The fate of major proposed mergers, not just Bayer-Monsanto but also Dow Chemical <DOW.N> and DuPont <DD.N>, which plan to spin off their combined agriculture businesses, will be decided by Trump's nominees to lead antitrust enforcement at the Justice Department and the Federal Trade Commission.
Antitrust and industry experts see the regulatory hurdles to a deal as manageable because Bayer's main business in agriculture is pesticides while Monsanto's focus is on genetically modified seeds.
Under such a scenario, Bayer could at worst be asked to divest soybean, cotton and canola seed assets as well as LibertyLink-branded crops that are resistant to its glufosinate herbicide, an important alternative to Monsanto's Roundup Ready seeds.
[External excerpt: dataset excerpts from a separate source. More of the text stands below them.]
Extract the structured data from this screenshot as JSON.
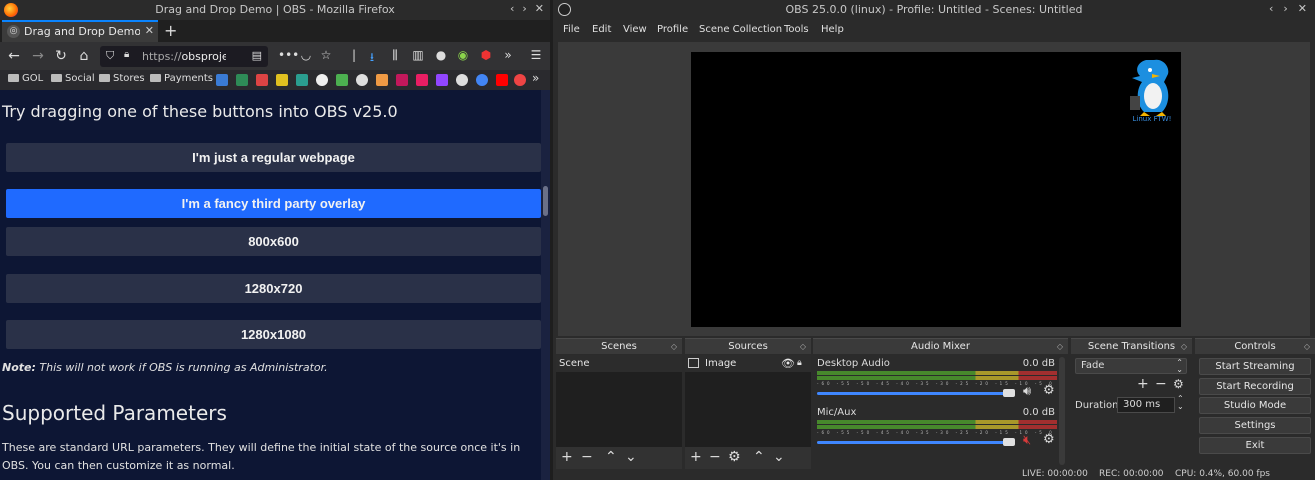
{
  "firefox": {
    "window_title": "Drag and Drop Demo | OBS - Mozilla Firefox",
    "tab_label": "Drag and Drop Demo | OBS",
    "url_prefix": "https://",
    "url_host": "obsproject.",
    "bookmarks": [
      "GOL",
      "Social",
      "Stores",
      "Payments"
    ],
    "page": {
      "heading": "Try dragging one of these buttons into OBS v25.0",
      "buttons": [
        {
          "label": "I'm just a regular webpage"
        },
        {
          "label": "I'm a fancy third party overlay"
        },
        {
          "label": "800x600"
        },
        {
          "label": "1280x720"
        },
        {
          "label": "1280x1080"
        }
      ],
      "note_bold": "Note:",
      "note_text": " This will not work if OBS is running as Administrator.",
      "section_heading": "Supported Parameters",
      "paragraph": "These are standard URL parameters. They will define the initial state of the source once it's in OBS. You can then customize it as normal."
    }
  },
  "obs": {
    "window_title": "OBS 25.0.0 (linux) - Profile: Untitled - Scenes: Untitled",
    "menu": [
      "File",
      "Edit",
      "View",
      "Profile",
      "Scene Collection",
      "Tools",
      "Help"
    ],
    "preview_caption": "Linux FTW!",
    "docks": {
      "scenes": {
        "title": "Scenes",
        "items": [
          "Scene"
        ]
      },
      "sources": {
        "title": "Sources",
        "items": [
          "Image"
        ]
      },
      "mixer": {
        "title": "Audio Mixer",
        "channels": [
          {
            "name": "Desktop Audio",
            "db": "0.0 dB",
            "volume": 1.0,
            "muted": false
          },
          {
            "name": "Mic/Aux",
            "db": "0.0 dB",
            "volume": 1.0,
            "muted": true
          }
        ],
        "tick_labels": "-60 -55 -50 -45 -40 -35 -30 -25 -20 -15 -10 -5 0"
      },
      "transitions": {
        "title": "Scene Transitions",
        "selected": "Fade",
        "duration_label": "Duration",
        "duration_value": "300 ms"
      },
      "controls": {
        "title": "Controls",
        "buttons": [
          "Start Streaming",
          "Start Recording",
          "Studio Mode",
          "Settings",
          "Exit"
        ]
      }
    },
    "status": {
      "live": "LIVE: 00:00:00",
      "rec": "REC: 00:00:00",
      "cpu": "CPU: 0.4%, 60.00 fps"
    },
    "colors": {
      "accent_blue": "#1f6aff",
      "slider_blue": "#3f87ff",
      "mute_red": "#d83a3a"
    }
  }
}
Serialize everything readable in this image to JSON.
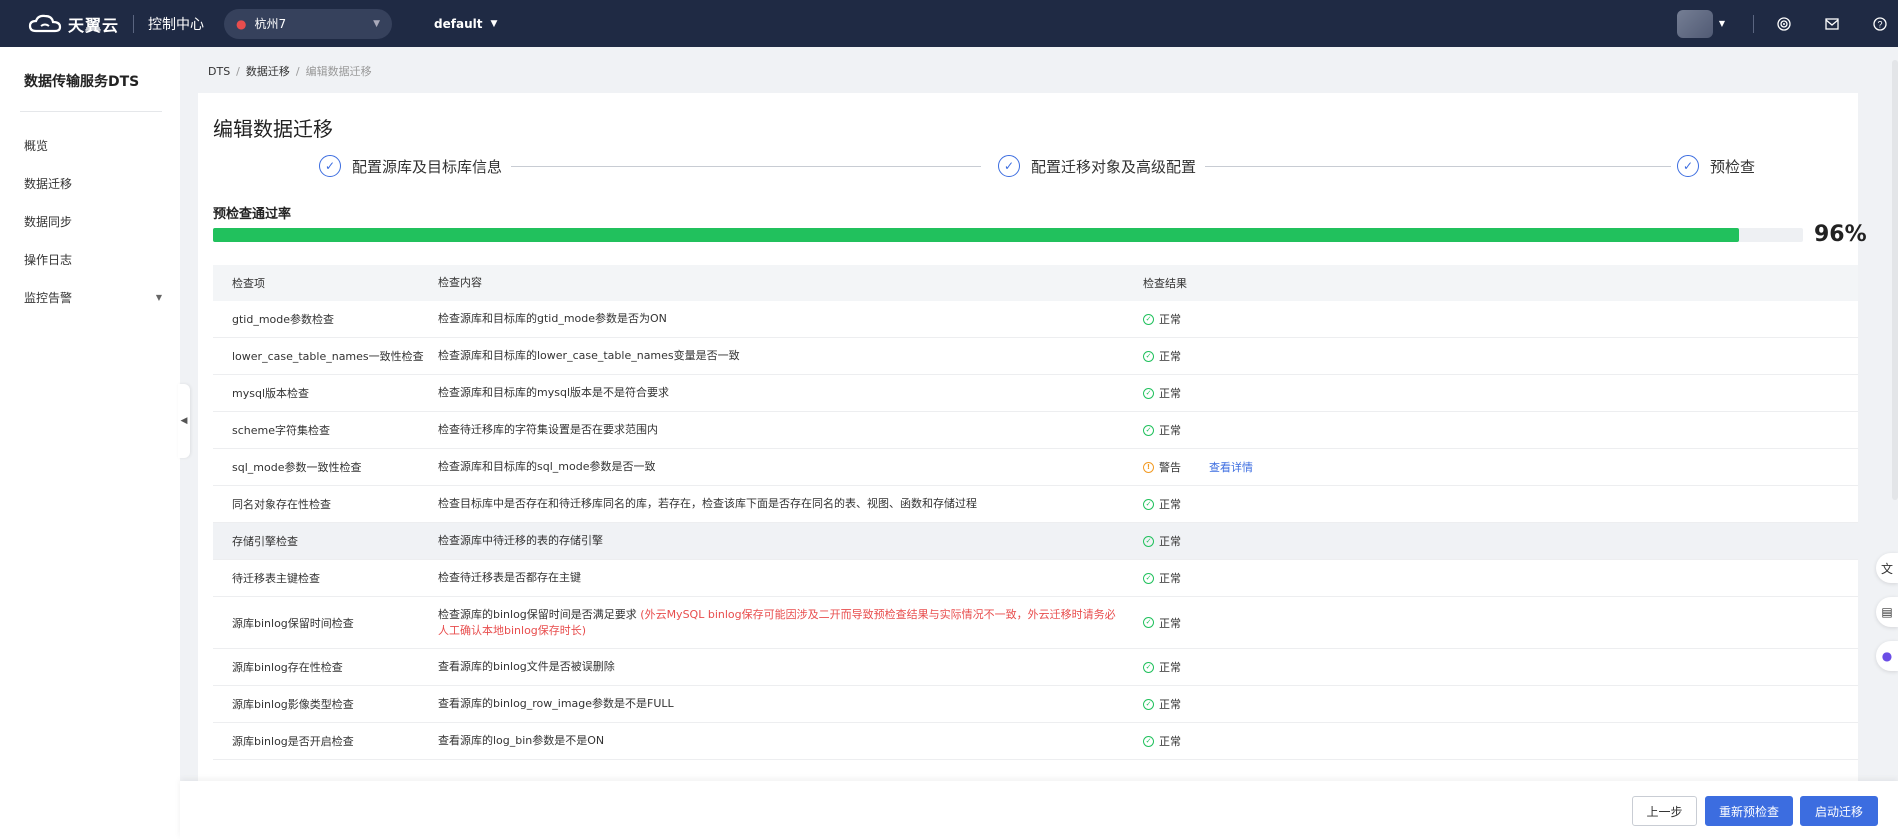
{
  "topbar": {
    "brand": "天翼云",
    "console": "控制中心",
    "region": "杭州7",
    "project": "default"
  },
  "sidebar": {
    "title": "数据传输服务DTS",
    "items": [
      {
        "label": "概览"
      },
      {
        "label": "数据迁移"
      },
      {
        "label": "数据同步"
      },
      {
        "label": "操作日志"
      },
      {
        "label": "监控告警"
      }
    ]
  },
  "breadcrumb": [
    "DTS",
    "数据迁移",
    "编辑数据迁移"
  ],
  "page": {
    "title": "编辑数据迁移",
    "steps": [
      "配置源库及目标库信息",
      "配置迁移对象及高级配置",
      "预检查"
    ],
    "pass_label": "预检查通过率",
    "pass_rate_text": "96%",
    "pass_rate": 0.96
  },
  "table": {
    "headers": [
      "检查项",
      "检查内容",
      "检查结果"
    ],
    "rows": [
      {
        "item": "gtid_mode参数检查",
        "content": "检查源库和目标库的gtid_mode参数是否为ON",
        "note": "",
        "result": "正常",
        "status": "ok"
      },
      {
        "item": "lower_case_table_names一致性检查",
        "content": "检查源库和目标库的lower_case_table_names变量是否一致",
        "note": "",
        "result": "正常",
        "status": "ok"
      },
      {
        "item": "mysql版本检查",
        "content": "检查源库和目标库的mysql版本是不是符合要求",
        "note": "",
        "result": "正常",
        "status": "ok"
      },
      {
        "item": "scheme字符集检查",
        "content": "检查待迁移库的字符集设置是否在要求范围内",
        "note": "",
        "result": "正常",
        "status": "ok"
      },
      {
        "item": "sql_mode参数一致性检查",
        "content": "检查源库和目标库的sql_mode参数是否一致",
        "note": "",
        "result": "警告",
        "status": "warn",
        "link": "查看详情"
      },
      {
        "item": "同名对象存在性检查",
        "content": "检查目标库中是否存在和待迁移库同名的库，若存在，检查该库下面是否存在同名的表、视图、函数和存储过程",
        "note": "",
        "result": "正常",
        "status": "ok"
      },
      {
        "item": "存储引擎检查",
        "content": "检查源库中待迁移的表的存储引擎",
        "note": "",
        "result": "正常",
        "status": "ok"
      },
      {
        "item": "待迁移表主键检查",
        "content": "检查待迁移表是否都存在主键",
        "note": "",
        "result": "正常",
        "status": "ok"
      },
      {
        "item": "源库binlog保留时间检查",
        "content": "检查源库的binlog保留时间是否满足要求",
        "note": " (外云MySQL binlog保存可能因涉及二开而导致预检查结果与实际情况不一致，外云迁移时请务必人工确认本地binlog保存时长)",
        "result": "正常",
        "status": "ok"
      },
      {
        "item": "源库binlog存在性检查",
        "content": "查看源库的binlog文件是否被误删除",
        "note": "",
        "result": "正常",
        "status": "ok"
      },
      {
        "item": "源库binlog影像类型检查",
        "content": "查看源库的binlog_row_image参数是不是FULL",
        "note": "",
        "result": "正常",
        "status": "ok"
      },
      {
        "item": "源库binlog是否开启检查",
        "content": "查看源库的log_bin参数是不是ON",
        "note": "",
        "result": "正常",
        "status": "ok"
      }
    ]
  },
  "footer": {
    "prev": "上一步",
    "recheck": "重新预检查",
    "start": "启动迁移"
  }
}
But uncertainty remains over what regulators will make of the merged group's grip of the overall agriculture market, with a combined market share in seeds and pesticides of about 28 percent.
Critics argue this dominant market position will allow it to crimp research and development efforts. Bayer has said that much needed innovation will come from combined seeds-chemicals offerings and that it needs to merge to compete against other integrated suppliers such as the future Dow-Dupont.
Monsanto shares closed little changed at $108.45 on Wednesday, offering an 18 percent upside to Bayer's takeover bid of $128 per share or $66 billion in total. Bayer shares were down 0.6 percent at 100.40 euros at 0942 GMT (4:42 a.m. ET).
The meeting took place on the day of Trump's first news conference as president-elect, which also saw him slam drug companies as "getting away with murder" in what they charge the government for medicines.
Bayer, the inventor of aspirin, is among the world's top 20 pharmaceutical groups, with products including Yasmin birth-control pills and stroke prevention drug Xarelto.